Please provide complete information as applicable to your setup.
**• GPU **
• DeepStream Version: 6.2
• TensorRT Version: Whatever comes in the DS 6.2 Docker container; also running Cloud Native Stack 10.2
• NVIDIA GPU Driver Version: 535.86.10
**• Issue Type( questions, new requirements, bugs): Question **
I have something of an open question as I try to understand more about the Deepstream SDK.
I’m running the Deepstream Reference app (“deepstream-app”) in a K8s cluster that also includes the Cloud Native Stack (and, therefore, GPU Operator). The DS app has been set to run the “DsExample” module/filter immediately after the tracking module. The DsExample filter has also been compiled to run with the “gst_optimized.cpp” version of the filter.
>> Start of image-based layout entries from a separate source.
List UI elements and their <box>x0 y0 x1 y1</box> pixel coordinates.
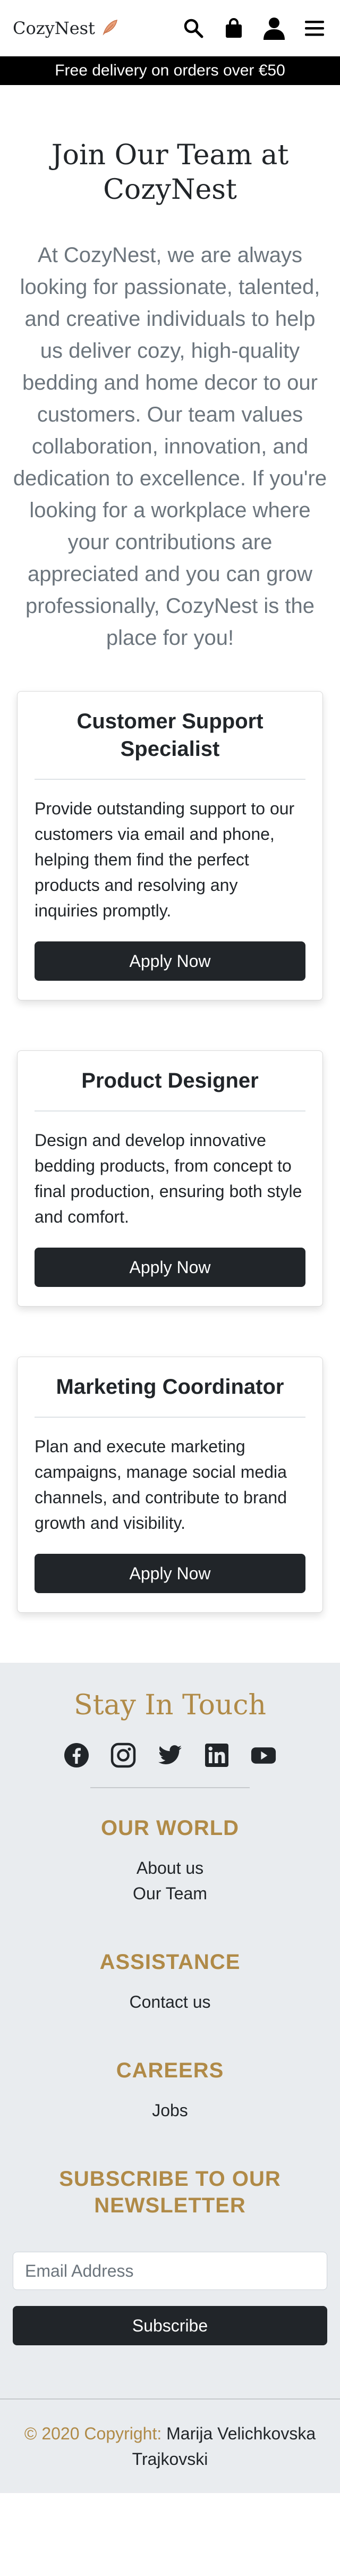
job-title: Marketing Coordinator <box>35 1373 305 1418</box>
page-title: Join Our Team at CozyNest <box>51 139 289 206</box>
subscribe-button[interactable]: Subscribe <box>13 2306 327 2345</box>
promo-text: Free delivery on orders over €50 <box>55 62 285 79</box>
instagram-icon[interactable] <box>110 1742 136 1768</box>
intro-text: At CozyNest, we are always looking for p… <box>13 243 327 650</box>
footer-link-contact-us[interactable]: Contact us <box>13 1989 327 2015</box>
linkedin-icon[interactable] <box>204 1742 230 1768</box>
job-card: Product Designer Design and develop inno… <box>17 1050 323 1307</box>
job-list: Customer Support Specialist Provide outs… <box>0 654 340 1613</box>
footer-link-about-us[interactable]: About us <box>13 1855 327 1881</box>
apply-now-button[interactable]: Apply Now <box>35 1248 305 1287</box>
footer-link-jobs[interactable]: Jobs <box>13 2098 327 2123</box>
footer: Stay In Touch OUR WORLD About us Our Tea… <box>0 1663 340 2493</box>
footer-section-our-world: OUR WORLD About us Our Team <box>13 1815 327 1906</box>
careers-intro: Join Our Team at CozyNest At CozyNest, w… <box>0 85 340 654</box>
email-field[interactable] <box>13 2252 327 2290</box>
apply-now-button[interactable]: Apply Now <box>35 1554 305 1593</box>
apply-now-button[interactable]: Apply Now <box>35 941 305 981</box>
footer-section-assistance: ASSISTANCE Contact us <box>13 1949 327 2015</box>
newsletter-heading: SUBSCRIBE TO OUR NEWSLETTER <box>59 2167 281 2217</box>
user-icon[interactable] <box>261 15 287 41</box>
job-description: Provide outstanding support to our custo… <box>35 799 295 920</box>
footer-link-our-team[interactable]: Our Team <box>13 1881 327 1906</box>
social-links <box>13 1742 327 1768</box>
copyright: © 2020 Copyright: Marija Velichkovska Tr… <box>0 2398 340 2472</box>
stay-in-touch-heading: Stay In Touch <box>73 1689 267 1721</box>
feather-icon <box>100 18 118 39</box>
footer-divider <box>90 1787 250 1788</box>
job-title: Customer Support Specialist <box>35 708 305 780</box>
footer-heading: ASSISTANCE <box>99 1950 241 1974</box>
menu-icon[interactable] <box>302 15 327 41</box>
search-icon[interactable] <box>181 15 206 41</box>
promo-banner: Free delivery on orders over €50 <box>0 56 340 85</box>
twitter-icon[interactable] <box>157 1742 183 1768</box>
job-card: Customer Support Specialist Provide outs… <box>17 691 323 1000</box>
brand-name: CozyNest <box>13 18 95 38</box>
brand-logo[interactable]: CozyNest <box>13 18 118 39</box>
job-card: Marketing Coordinator Plan and execute m… <box>17 1357 323 1613</box>
facebook-icon[interactable] <box>64 1742 89 1768</box>
footer-heading: CAREERS <box>116 2059 224 2082</box>
navbar: CozyNest <box>0 0 340 56</box>
footer-section-careers: CAREERS Jobs <box>13 2057 327 2123</box>
youtube-icon[interactable] <box>251 1742 276 1768</box>
job-description: Design and develop innovative bedding pr… <box>35 1131 302 1226</box>
newsletter-section: SUBSCRIBE TO OUR NEWSLETTER Subscribe <box>13 2166 327 2345</box>
job-description: Plan and execute marketing campaigns, ma… <box>35 1437 287 1533</box>
copyright-prefix: © 2020 Copyright: <box>24 2424 162 2443</box>
job-title: Product Designer <box>35 1067 305 1112</box>
footer-heading: OUR WORLD <box>100 1816 240 1840</box>
shopping-bag-icon[interactable] <box>221 15 246 41</box>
For a given number of RTSP streams passed in, say, 16, on some GPUs, e.g. an RTX 3060 Ti, things work just fine. In fact, I can throw 32, or even 48 streams at the RTX 3060 Ti and the GPU utilization averages around 97% and the FPS performance decreases in proportion to the number of streams I throw at it (I’ve yet to make it fall over).
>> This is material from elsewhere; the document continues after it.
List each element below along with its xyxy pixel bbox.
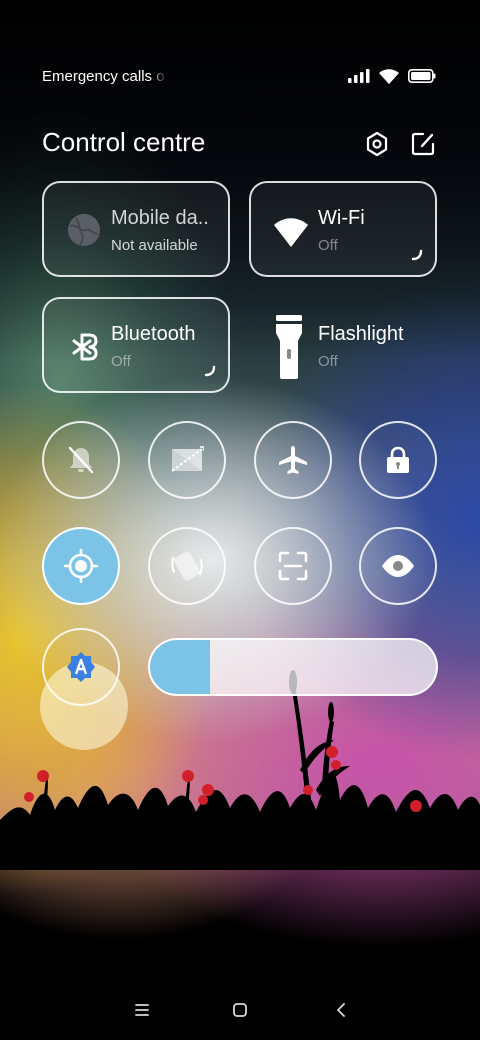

However, if I use a “weaker” GPU (e.g. an A2), it doesn’t take very long for the application to stop processing (i.e. the application continues to run, the but performance metrics shows all streams grind to a halt at 0 FPS). This is for any number of streams greater than 8. I can appreciate that the DsExample requires some horsepower when processing full frames, which I’ve configured it to do. I can also see via the GPU Operator metrics (via DCGM exporter) that when it does stop processing, the GPU utilization seems to have hit 100% and then shortly after stopped. If I limit the number of streams to 8, the GPU utilization hovers around 96-97%.
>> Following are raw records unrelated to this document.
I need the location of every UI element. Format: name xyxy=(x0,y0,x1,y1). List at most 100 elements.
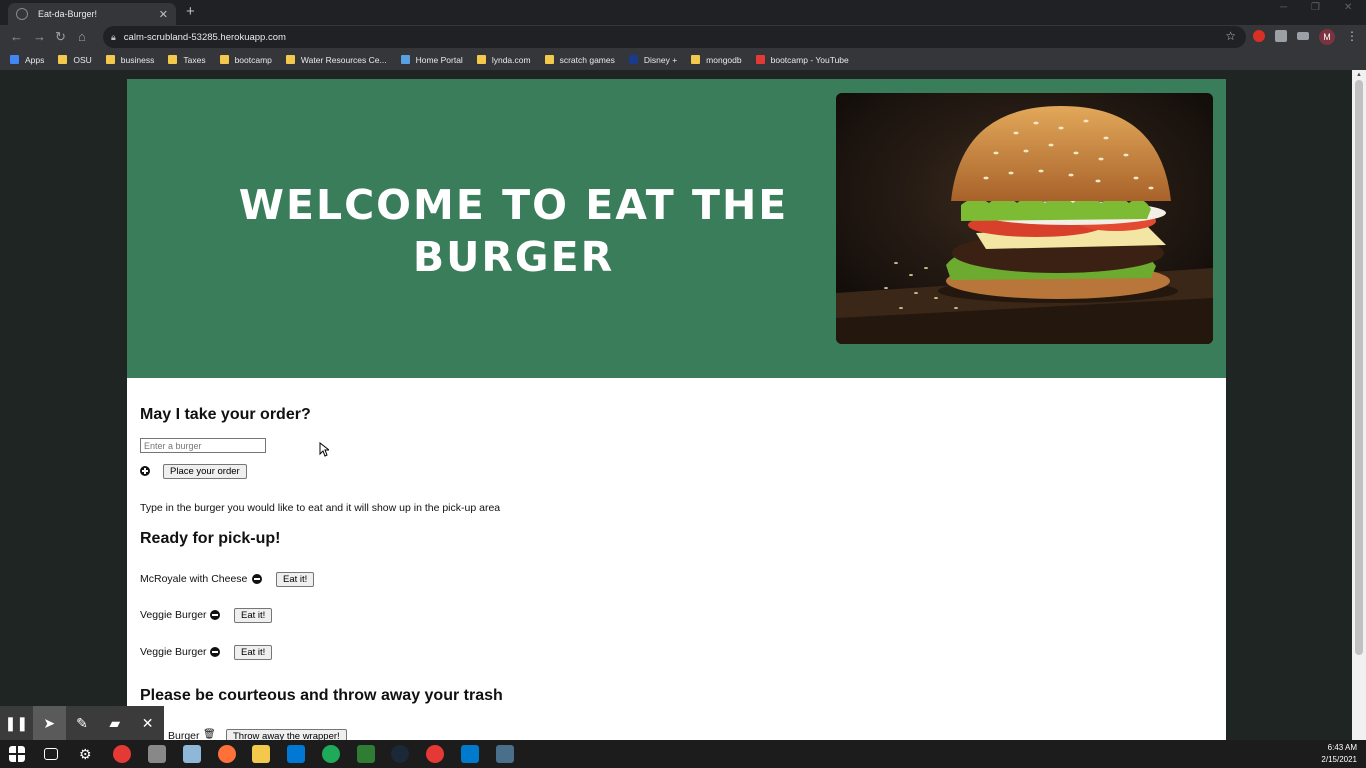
steam-icon[interactable] xyxy=(391,745,409,763)
burger-name-input[interactable] xyxy=(140,438,266,453)
file-explorer-icon[interactable] xyxy=(252,745,270,763)
windows-start-icon[interactable] xyxy=(9,746,25,762)
bookmark-folder-icon xyxy=(628,55,638,64)
bookmark-star-icon[interactable]: ☆ xyxy=(1225,29,1236,43)
page-viewport: WELCOME TO EAT THE BURGER May I take you… xyxy=(0,70,1352,740)
browser-tab[interactable]: Eat-da-Burger! ✕ xyxy=(8,3,176,25)
order-heading: May I take your order? xyxy=(140,406,311,423)
bookmark-item[interactable]: Home Portal xyxy=(400,54,463,65)
app-icon[interactable] xyxy=(322,745,340,763)
minus-circle-icon xyxy=(252,574,262,584)
bookmarks-bar: Apps OSU business Taxes bootcamp Water Resour… xyxy=(0,49,1366,70)
globe-icon xyxy=(16,8,28,20)
app-icon[interactable] xyxy=(496,745,514,763)
burger-illustration xyxy=(836,93,1213,344)
burger-name: Veggie Burger xyxy=(140,609,207,621)
bookmark-item[interactable]: Water Resources Ce... xyxy=(285,54,387,65)
bookmark-folder-icon xyxy=(105,55,115,64)
bookmark-item[interactable]: business xyxy=(105,55,154,65)
pickup-heading: Ready for pick-up! xyxy=(140,530,281,547)
lock-icon: 🔒︎ xyxy=(111,31,116,42)
settings-gear-icon[interactable]: ⚙ xyxy=(79,745,97,763)
vscode-icon[interactable] xyxy=(461,745,479,763)
system-clock[interactable]: 6:43 AM 2/15/2021 xyxy=(1321,742,1357,766)
pause-icon[interactable]: ❚❚ xyxy=(0,706,33,740)
close-icon[interactable]: ✕ xyxy=(131,706,164,740)
throw-away-button[interactable]: Throw away the wrapper! xyxy=(226,729,347,740)
bookmark-item[interactable]: Taxes xyxy=(168,54,206,65)
address-bar[interactable]: 🔒︎ calm-scrubland-53285.herokuapp.com ☆ xyxy=(103,26,1246,48)
bookmark-item[interactable]: bootcamp - YouTube xyxy=(755,54,849,65)
extension-icon[interactable] xyxy=(1253,30,1265,42)
bookmark-folder-icon xyxy=(691,55,701,64)
bookmark-item[interactable]: OSU xyxy=(58,54,92,65)
eat-it-button[interactable]: Eat it! xyxy=(234,608,273,623)
bookmark-item[interactable]: scratch games xyxy=(544,54,615,65)
forward-icon[interactable]: → xyxy=(33,29,46,45)
puzzle-icon[interactable] xyxy=(1275,30,1287,42)
chrome-icon[interactable] xyxy=(426,745,444,763)
close-window-icon[interactable]: ✕ xyxy=(1344,2,1352,13)
minimize-icon[interactable]: ─ xyxy=(1280,2,1287,13)
bookmark-folder-icon xyxy=(400,55,410,64)
bookmark-label: scratch games xyxy=(559,54,615,65)
bookmark-folder-icon xyxy=(58,55,68,64)
bookmark-label: lynda.com xyxy=(491,54,531,65)
chrome-icon[interactable] xyxy=(113,745,131,763)
bookmark-item[interactable]: Disney + xyxy=(628,54,678,65)
burger-name: Veggie Burger xyxy=(140,646,207,658)
bookmark-label: Apps xyxy=(25,54,45,65)
eat-it-button[interactable]: Eat it! xyxy=(276,572,315,587)
outlook-icon[interactable] xyxy=(287,745,305,763)
bookmark-label: Taxes xyxy=(183,54,206,65)
bookmark-label: Water Resources Ce... xyxy=(300,54,387,65)
profile-avatar[interactable]: M xyxy=(1319,29,1335,45)
page-container: WELCOME TO EAT THE BURGER May I take you… xyxy=(127,79,1226,740)
plus-circle-icon xyxy=(140,466,150,476)
media-icon[interactable] xyxy=(1297,32,1309,40)
firefox-icon[interactable] xyxy=(218,745,236,763)
app-icon[interactable] xyxy=(357,745,375,763)
hero-banner: WELCOME TO EAT THE BURGER xyxy=(127,79,1226,378)
bookmark-item[interactable]: mongodb xyxy=(691,54,742,65)
trash-heading: Please be courteous and throw away your … xyxy=(140,687,503,704)
windows-taskbar: ⚙ 6:43 AM 2/15/2021 xyxy=(0,740,1366,768)
home-icon[interactable]: ⌂ xyxy=(78,29,86,45)
task-view-icon[interactable] xyxy=(44,748,58,760)
eraser-icon[interactable]: ▰ xyxy=(98,706,131,740)
bookmark-label: Home Portal xyxy=(415,54,463,65)
scroll-up-icon[interactable]: ▲ xyxy=(1356,72,1362,78)
menu-kebab-icon[interactable]: ⋮ xyxy=(1346,29,1358,43)
new-tab-button[interactable]: + xyxy=(186,3,195,21)
recorder-toolbar: ❚❚ ➤ ✎ ▰ ✕ xyxy=(0,706,164,740)
close-tab-icon[interactable]: ✕ xyxy=(159,8,168,21)
burger-name: McRoyale with Cheese xyxy=(140,573,248,585)
scrollbar-thumb[interactable] xyxy=(1355,80,1363,655)
bookmark-folder-icon xyxy=(476,55,486,64)
reload-icon[interactable]: ↻ xyxy=(55,29,66,45)
burger-image xyxy=(836,93,1213,344)
notepad-icon[interactable] xyxy=(183,745,201,763)
bookmark-item[interactable]: lynda.com xyxy=(476,54,531,65)
bookmark-label: mongodb xyxy=(706,54,742,65)
clock-date: 2/15/2021 xyxy=(1321,755,1357,764)
pen-icon[interactable]: ✎ xyxy=(66,706,99,740)
browser-tab-bar: Eat-da-Burger! ✕ + ─ ❐ ✕ xyxy=(0,0,1366,25)
bookmark-item[interactable]: Apps xyxy=(10,55,44,65)
place-order-button[interactable]: Place your order xyxy=(163,464,247,479)
bookmark-label: Disney + xyxy=(643,54,678,65)
bookmark-item[interactable]: bootcamp xyxy=(219,55,272,65)
trash-icon: 🗑︎ xyxy=(203,729,216,740)
restore-icon[interactable]: ❐ xyxy=(1311,2,1320,13)
pointer-icon[interactable]: ➤ xyxy=(32,706,66,740)
app-icon[interactable] xyxy=(148,745,166,763)
browser-toolbar: ← → ↻ ⌂ 🔒︎ calm-scrubland-53285.herokuap… xyxy=(0,25,1366,49)
page-scrollbar[interactable]: ▲ xyxy=(1352,70,1366,740)
bookmark-label: bootcamp - YouTube xyxy=(770,54,849,65)
tab-title: Eat-da-Burger! xyxy=(38,9,98,19)
bookmark-folder-icon xyxy=(219,55,229,64)
eat-it-button[interactable]: Eat it! xyxy=(234,645,273,660)
bookmark-label: OSU xyxy=(73,54,92,65)
back-icon[interactable]: ← xyxy=(10,29,23,45)
order-hint: Type in the burger you would like to eat… xyxy=(140,502,501,514)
With some debug code, I can see that “gst_dsexample_submit_input_buffer” ceases to be called, and the semaphore/conditional block on the process_lock (called if the process_queue is empty) is never signalled and so blocks forever.
I’m curious as to what about the A2 (or GPUs in general) would cause “gst_dsexample_submit_input_buffer” to not be called on the filter. It could very well be that it’s starved because no frames are making it through one or more upstream filters, but I’m not sure how to check that.
Thanks in advance for any help and/or insight!